Côte d’Ivoire : des femmes enceintes « injustement » détenues (Amnesty)
En Côte d’Ivoire , plusieurs personnes ont été arrêtées et détenues dans le cadre des manifestations contre la présidentielle de 2025. Dans le lot, Amnesty International dénombre des personnes dont l’interpellation ne reposerait sur aucune preuve tangible. L’ONG évoque le cas de deux femmes enceintes dont l’une vendait du jus de fuit à proximité du lieu de manifestations.
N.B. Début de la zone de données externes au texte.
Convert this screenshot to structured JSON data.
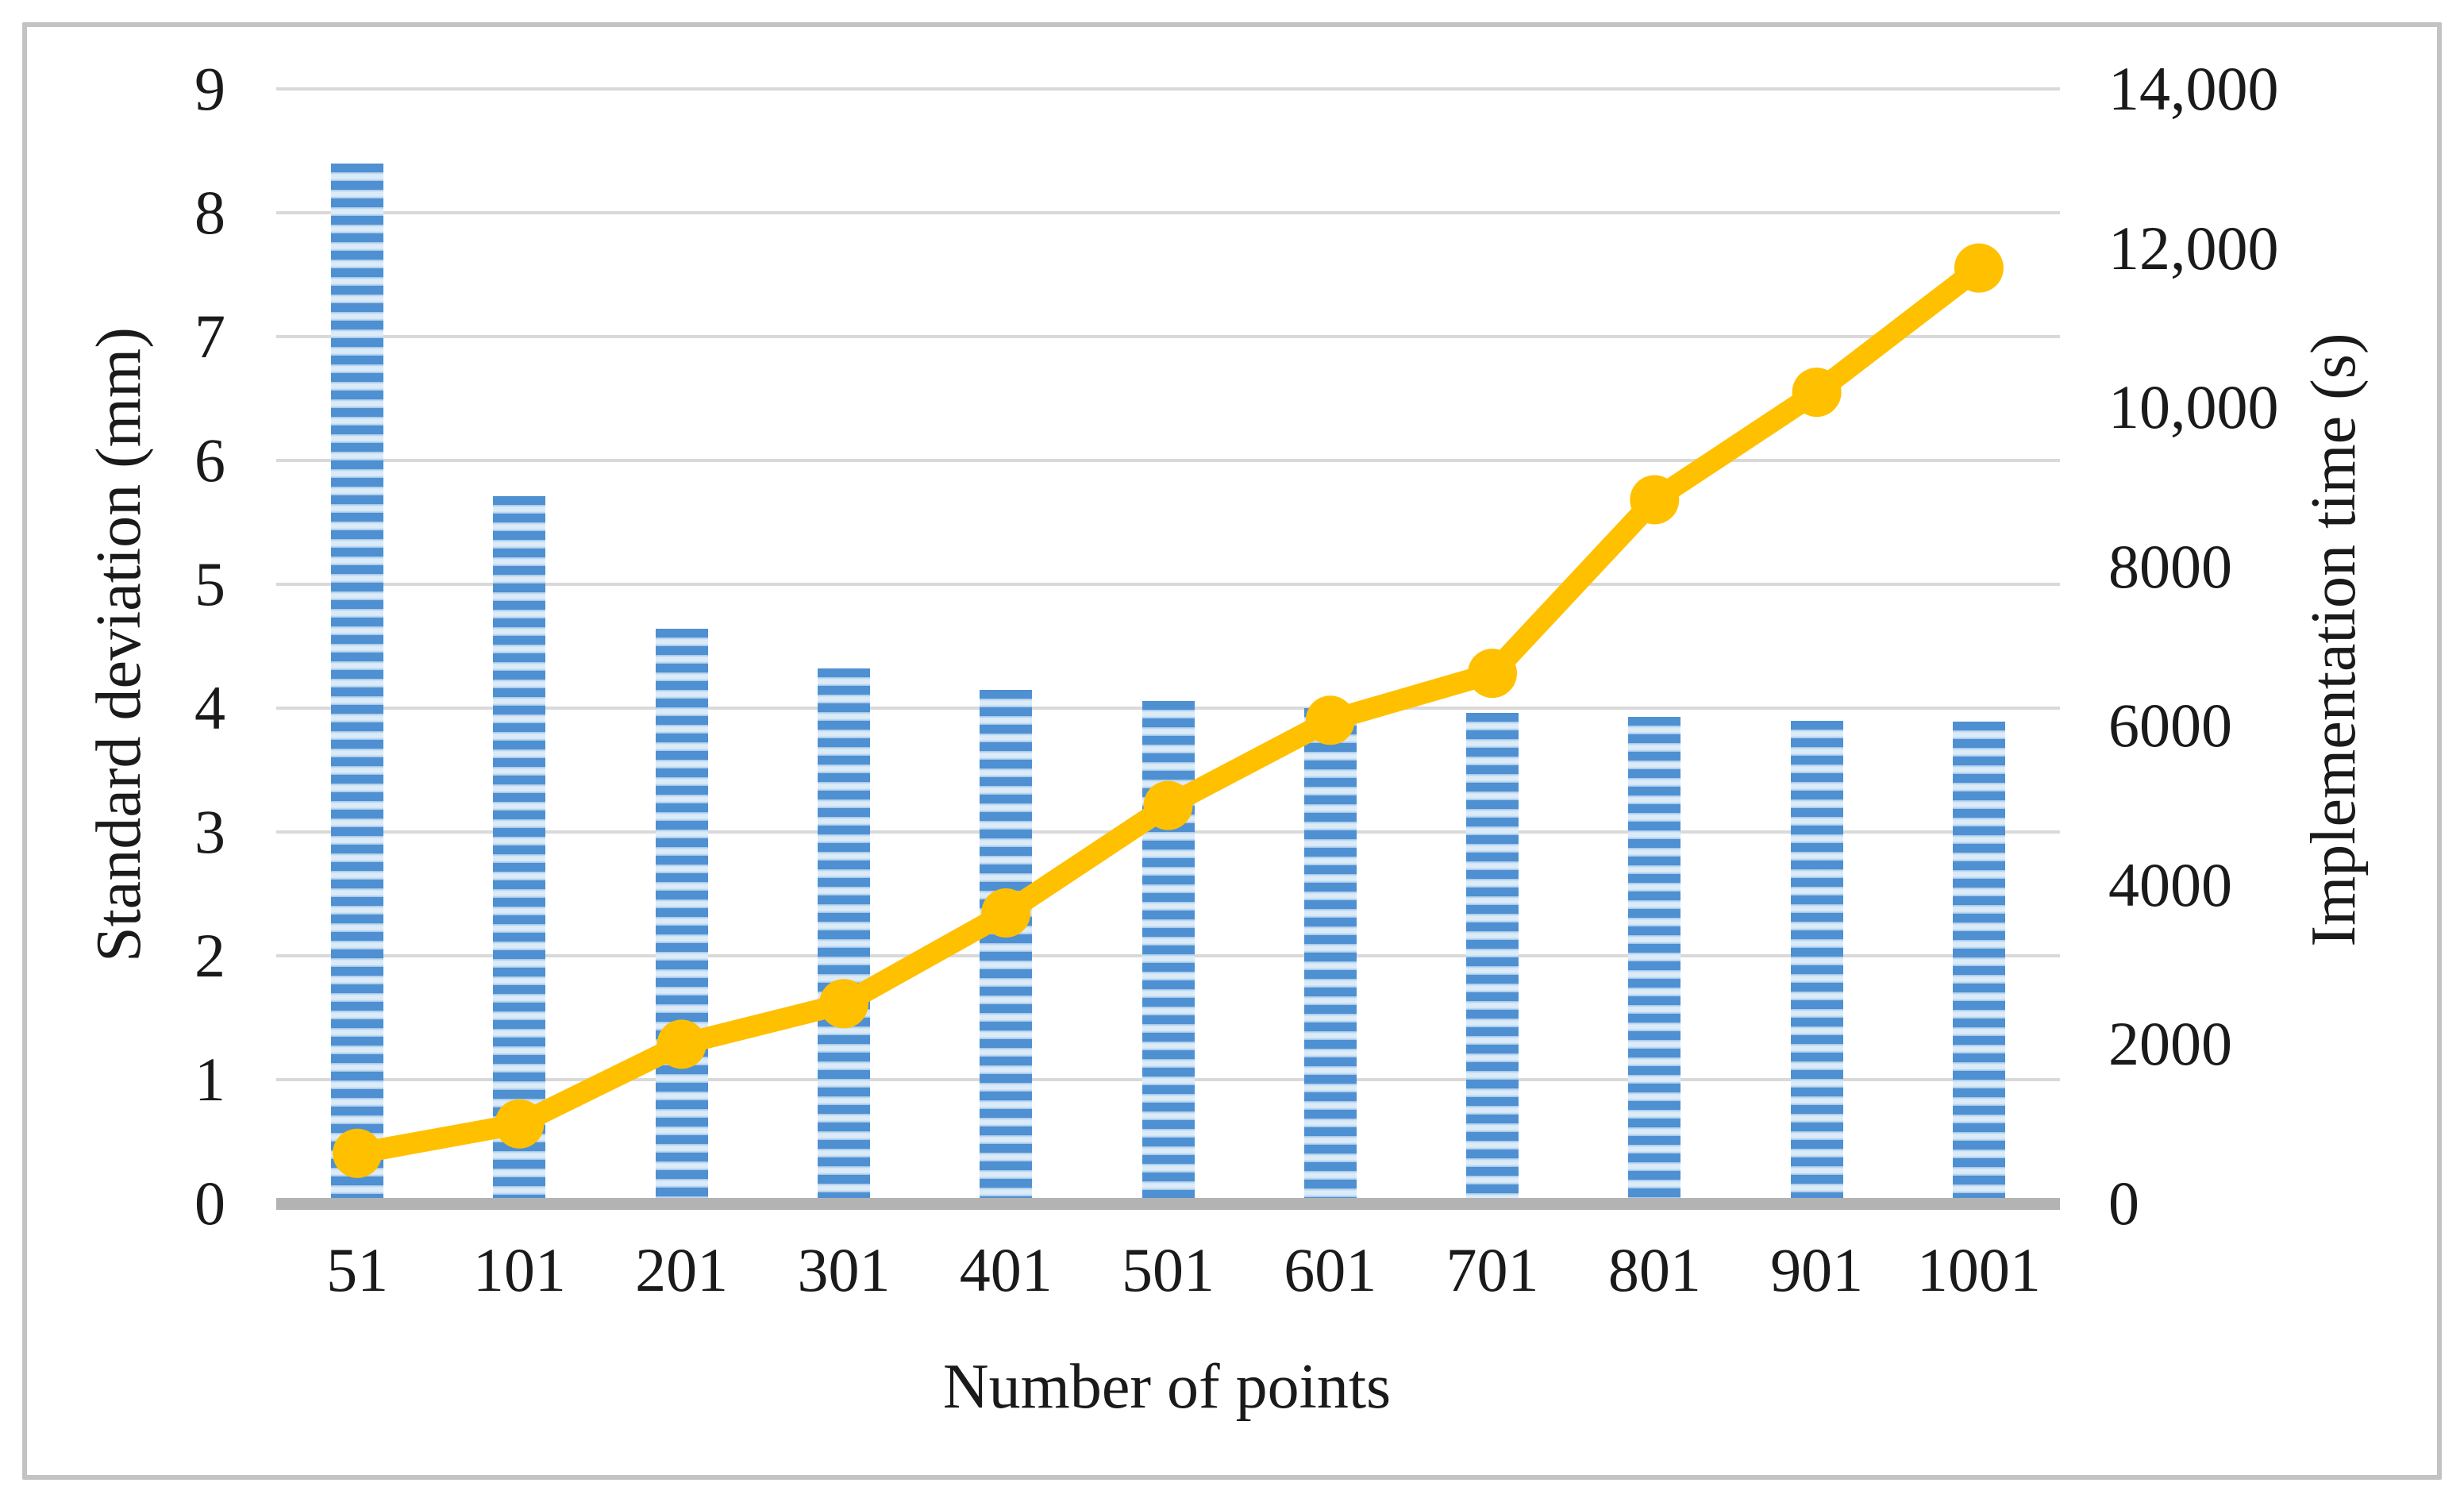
{
  "chart_data": {
    "type": "combo-bar-line",
    "title": "",
    "legend_position": "none",
    "grid": true,
    "categories": [
      "51",
      "101",
      "201",
      "301",
      "401",
      "501",
      "601",
      "701",
      "801",
      "901",
      "1001"
    ],
    "series": [
      {
        "name": "Standard deviation",
        "type": "bar",
        "y_axis": "left",
        "color": "#4e90d2",
        "stripe_light_color": "#dcebf8",
        "values": [
          8.4,
          5.71,
          4.64,
          4.32,
          4.15,
          4.06,
          4.0,
          3.96,
          3.93,
          3.9,
          3.89
        ]
      },
      {
        "name": "Implementation time",
        "type": "line",
        "y_axis": "right",
        "color": "#FFC000",
        "marker": "circle",
        "values": [
          630,
          1000,
          2000,
          2510,
          3650,
          5000,
          6070,
          6660,
          8840,
          10190,
          11750
        ]
      }
    ],
    "x_axis": {
      "label": "Number of points",
      "tick_labels": [
        "51",
        "101",
        "201",
        "301",
        "401",
        "501",
        "601",
        "701",
        "801",
        "901",
        "1001"
      ]
    },
    "left_axis": {
      "label": "Standard deviation (mm)",
      "min": 0,
      "max": 9,
      "step": 1,
      "tick_labels": [
        "0",
        "1",
        "2",
        "3",
        "4",
        "5",
        "6",
        "7",
        "8",
        "9"
      ]
    },
    "right_axis": {
      "label": "Implementation time (s)",
      "min": 0,
      "max": 14000,
      "step": 2000,
      "tick_labels": [
        "0",
        "2000",
        "4000",
        "6000",
        "8000",
        "10,000",
        "12,000",
        "14,000"
      ]
    },
    "colors": {
      "gridline": "#d9d9d9",
      "baseline": "#b3b3b3",
      "frame": "#c3c3c3",
      "text": "#1a1a1a",
      "background": "#ffffff"
    }
  }
}
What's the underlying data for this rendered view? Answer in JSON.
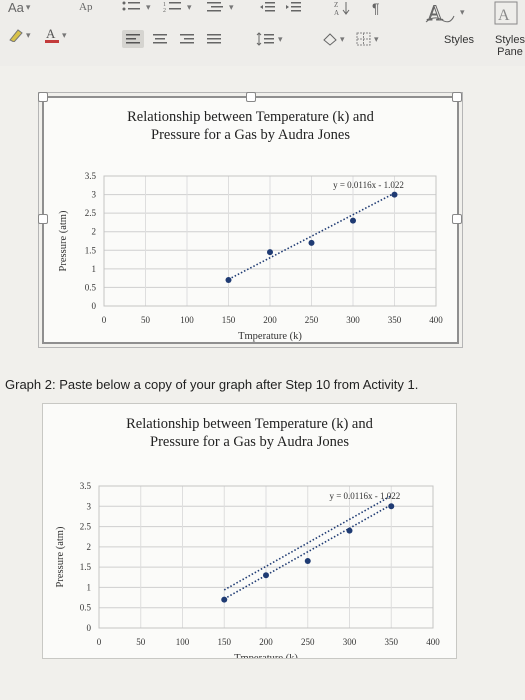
{
  "ribbon": {
    "font_size_label": "Aa",
    "styles_label": "Styles",
    "styles_pane_label": "Styles Pane",
    "icons": [
      "clear-formatting-icon",
      "highlight-icon",
      "font-color-icon",
      "bullets-icon",
      "numbering-icon",
      "multilevel-list-icon",
      "decrease-indent-icon",
      "increase-indent-icon",
      "sort-icon",
      "pilcrow-icon",
      "align-left-icon",
      "align-center-icon",
      "align-right-icon",
      "justify-icon",
      "line-spacing-icon",
      "shading-icon",
      "borders-icon"
    ],
    "accent_color": "#c33b3b"
  },
  "caption": "Graph 2: Paste below a copy of your graph after Step 10 from Activity 1.",
  "charts": [
    {
      "title_line1": "Relationship between Temperature (k) and",
      "title_line2": "Pressure for a Gas by Audra Jones",
      "xlabel": "Tmperature (k)",
      "ylabel": "Pressure (atm)",
      "equation": "y = 0.0116x - 1.022",
      "xticks": [
        "0",
        "50",
        "100",
        "150",
        "200",
        "250",
        "300",
        "350",
        "400"
      ],
      "yticks": [
        "0",
        "0.5",
        "1",
        "1.5",
        "2",
        "2.5",
        "3",
        "3.5"
      ]
    },
    {
      "title_line1": "Relationship between Temperature (k) and",
      "title_line2": "Pressure for a Gas by Audra Jones",
      "xlabel": "Tmperature (k)",
      "ylabel": "Pressure (atm)",
      "equation": "y = 0.0116x - 1.022",
      "xticks": [
        "0",
        "50",
        "100",
        "150",
        "200",
        "250",
        "300",
        "350",
        "400"
      ],
      "yticks": [
        "0",
        "0.5",
        "1",
        "1.5",
        "2",
        "2.5",
        "3",
        "3.5"
      ]
    }
  ],
  "chart_data": [
    {
      "type": "scatter",
      "title": "Relationship between Temperature (k) and Pressure for a Gas by Audra Jones",
      "xlabel": "Tmperature (k)",
      "ylabel": "Pressure (atm)",
      "xlim": [
        0,
        400
      ],
      "ylim": [
        0,
        3.5
      ],
      "grid": true,
      "series": [
        {
          "x": [
            150,
            200,
            250,
            300,
            350
          ],
          "y": [
            0.7,
            1.45,
            1.7,
            2.3,
            3.0
          ]
        }
      ],
      "trendlines": [
        {
          "slope": 0.0116,
          "intercept": -1.022,
          "label": "y = 0.0116x - 1.022",
          "x_range": [
            150,
            350
          ]
        }
      ]
    },
    {
      "type": "scatter",
      "title": "Relationship between Temperature (k) and Pressure for a Gas by Audra Jones",
      "xlabel": "Tmperature (k)",
      "ylabel": "Pressure (atm)",
      "xlim": [
        0,
        400
      ],
      "ylim": [
        0,
        3.5
      ],
      "grid": true,
      "series": [
        {
          "x": [
            150,
            200,
            250,
            300,
            350
          ],
          "y": [
            0.7,
            1.3,
            1.65,
            2.4,
            3.0
          ]
        }
      ],
      "trendlines": [
        {
          "slope": 0.0116,
          "intercept": -1.022,
          "label": "y = 0.0116x - 1.022",
          "x_range": [
            150,
            350
          ]
        },
        {
          "slope": 0.0116,
          "intercept": -1.022,
          "label": "",
          "x_range": [
            150,
            350
          ]
        }
      ]
    }
  ]
}
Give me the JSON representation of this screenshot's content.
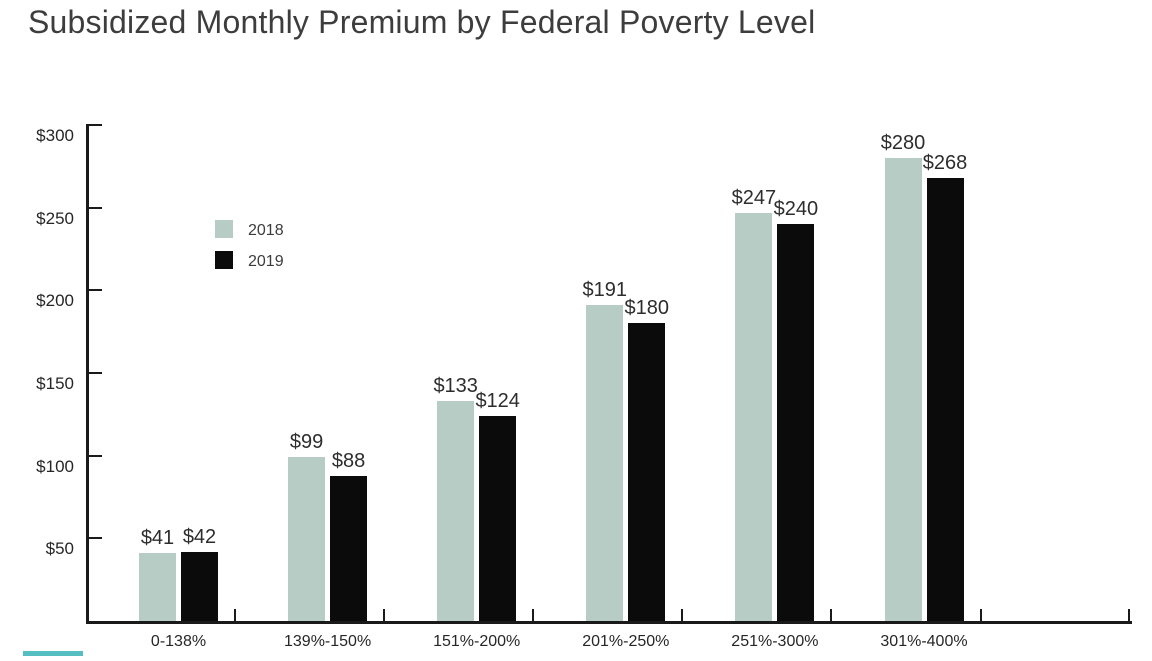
{
  "title": "Subsidized Monthly Premium by Federal Poverty Level",
  "colors": {
    "series_2018": "#b7ccc4",
    "series_2019": "#0b0b0b",
    "accent_teal": "#54bec0",
    "title_text": "#3d3d3d",
    "axis_text": "#262626",
    "axis_line": "#1a1a1a"
  },
  "legend": {
    "entries": [
      {
        "label": "2018",
        "color": "#b7ccc4"
      },
      {
        "label": "2019",
        "color": "#0b0b0b"
      }
    ],
    "position": "upper-left-inside"
  },
  "chart_data": {
    "type": "bar",
    "title": "Subsidized Monthly Premium by Federal Poverty Level",
    "categories": [
      "0-138%",
      "139%-150%",
      "151%-200%",
      "201%-250%",
      "251%-300%",
      "301%-400%"
    ],
    "series": [
      {
        "name": "2018",
        "color": "#b7ccc4",
        "values": [
          41,
          99,
          133,
          191,
          247,
          280
        ]
      },
      {
        "name": "2019",
        "color": "#0b0b0b",
        "values": [
          42,
          88,
          124,
          180,
          240,
          268
        ]
      }
    ],
    "value_prefix": "$",
    "xlabel": "",
    "ylabel": "",
    "y_tick_labels": [
      "$50",
      "$100",
      "$150",
      "$200",
      "$250",
      "$300"
    ],
    "y_tick_values": [
      50,
      100,
      150,
      200,
      250,
      300
    ],
    "ylim": [
      0,
      300
    ],
    "grid": false,
    "legend_position": "upper-left-inside",
    "value_labels_shown": true
  }
}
Côte d’Ivoire : Amnesty International dénonce la détention « sans fondement » depuis les manifestations d’octobre 2025
Parmi les personnes placées en détention suite aux manifestations d’octobre 2025 figurent deux femmes enceintes selon Amnesty International. « Deux des femmes enceintes ont été condamnées quelques jours après leur arrestation en octobre 2025 pour « troubles à l’ordre public », « participation à une marche interdite » et « attroupement sur la voie publique » », a révèle un communiqué de l’ONG.
L’une des femmes enceintes détenues serait « actuellement à un terme avancé de sa grossesse ». Elle a été condamnée le 16 octobre à trois ans de prison, « alors qu’elle vendait du jus de fruits non loin d’une manifestation », a indiqué Amnesty International. « Sa famille s’est vu refuser son droit de visite », a-t-elle ajouté.
La seconde femme enceinte détenue est « mère de cinq enfants et actuellement enceinte de six mois ». Selon les informations rapportées par Amnesty, elle a été arrêtée le 11 octobre alors qu’elle était en possession d’un tee-shirt aux couleurs d’un parti d’opposition. Elle a écopé de la peine même peine que la première : trois ans de prison ferme.
Selon Me Sylvain Tapi, ses clientes ont été prises lors de rafles « alors qu’elles vaquaient à leurs occupations. Elles se trouvent dans un environnement qui n’est pas propice au bon déroulement d’une grossesse. Elles sont très affectées moralement et physiquement ». Ces cas ne sont pas isolés. Marceau Sivieude, directeur Afrique de l’ouest d’Amnesty a déclaré que « des personnes sont toujours détenues uniquement parce qu’elles se sont trouvées à proximité des manifestations ».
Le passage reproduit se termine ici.